John’s passion for science was infectious, but equally important was the lesson that my notions of what was interesting or important really arose from ignorance and prejudice. And maybe that’s one of the more important aspects of education – the acute recognition of one’s ignorance.  Having spent my life in science and medicine, and learned a lot about immunology and autoimmune diseases, the truth is that the more I learn, the more aware I am of my ignorance and the need to learn more. 

My other story for you comes two years later when I was sitting at my graduation.  I had applied to 20 medical schools and been rejected by most of them. I would remind you that in the 70’s one way of not being drafted and fighting in rice paddies of Southeast Asia was to go to medical school - so medical school admission was pretty competitive!  With the economy in shambles and having no real plan beyond college, the prospect of leaving St. Lawrence was not all that enticing. After half listening to the graduation speeches, I packed up my car and headed home to enter the ranks of the unemployed once again.  

Over the next few weeks, my parents and I had some earnest discussions about what to do next. My mother asked if I was really committed to medicine and I said I was.  If so, she said “Why not go to summer school and take more upper level biology and biochemistry classes?”. I think I almost collapsed.  This was really the last thing I was thinking of doing after graduation.  Nonetheless, I went to Cornell that summer and took Advanced Cell Biology and Biochemistry.  More letters of rejection followed.

I finished summer school and went home yet again as an unemployed college graduate.  By September a few more rejection letters came, but I was still on the wait list at one school.  Of course I was sure my letter had to be lost, so I called and asked about re-submitting my application.  No, they said, I was still on the wait list.  “But when does school start?” I asked.  “Monday” was the answer.  Monday and Tuesday came and went with no word. In the meantime, I had applied to be a substitute teacher and I was called in to sub on Wednesday.  Halfway through the day, the principal, my former chemistry teacher, called me to the office.  “You’ve been accepted to medical school, but you need to catch a flight tonight.”  So I did. It turned out the reason behind my reprieve was that a student had decided to play pro football instead of going to medical school.  Fortunately for me, there were also two St. Lawrence students in my entering class who in all likelihood had lobbied hard and promised to take care of me – which they did.  And so I started my career as a physician – two days late and already many chapters behind.
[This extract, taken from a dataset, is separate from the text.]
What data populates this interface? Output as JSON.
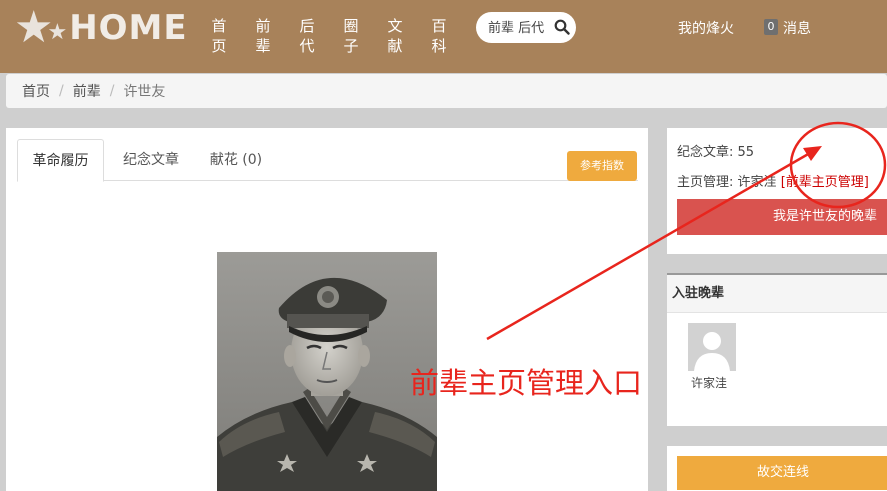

I’m tremendously fortunate to have had the privilege since then of making discoveries that are changing the way medicine is practiced, and I’m thrilled to be honored by my alma mater.  However, I hope I’ve also convinced you that my success was anything but pre-ordained. 

There was one graduation speech I do remember.  It was by the President of a college much like St. Lawrence, and his message was that life can only be understood by looking backward.  Life does indeed take some strange turns.  I certainly didn’t know my career would be influenced by a pro football player’s decision to forego medical school.  That said, every now and then, maybe it's a good idea to take advice from people who care about you – even if it’s really annoying and the last thing you want to hear. 

So congratulations on what is likely an exciting but bittersweet day as you consider your lives ahead and leaving many friends.  I have no doubt that you will forget what I have to say, but do take a minute to reflect on your time at St. Lawrence: it may be something as simple but profound as learning the difference between a bog and a swamp.

My best wishes to you and good luck as your journey continues.  And do expect the unexpected; it might even make sense later.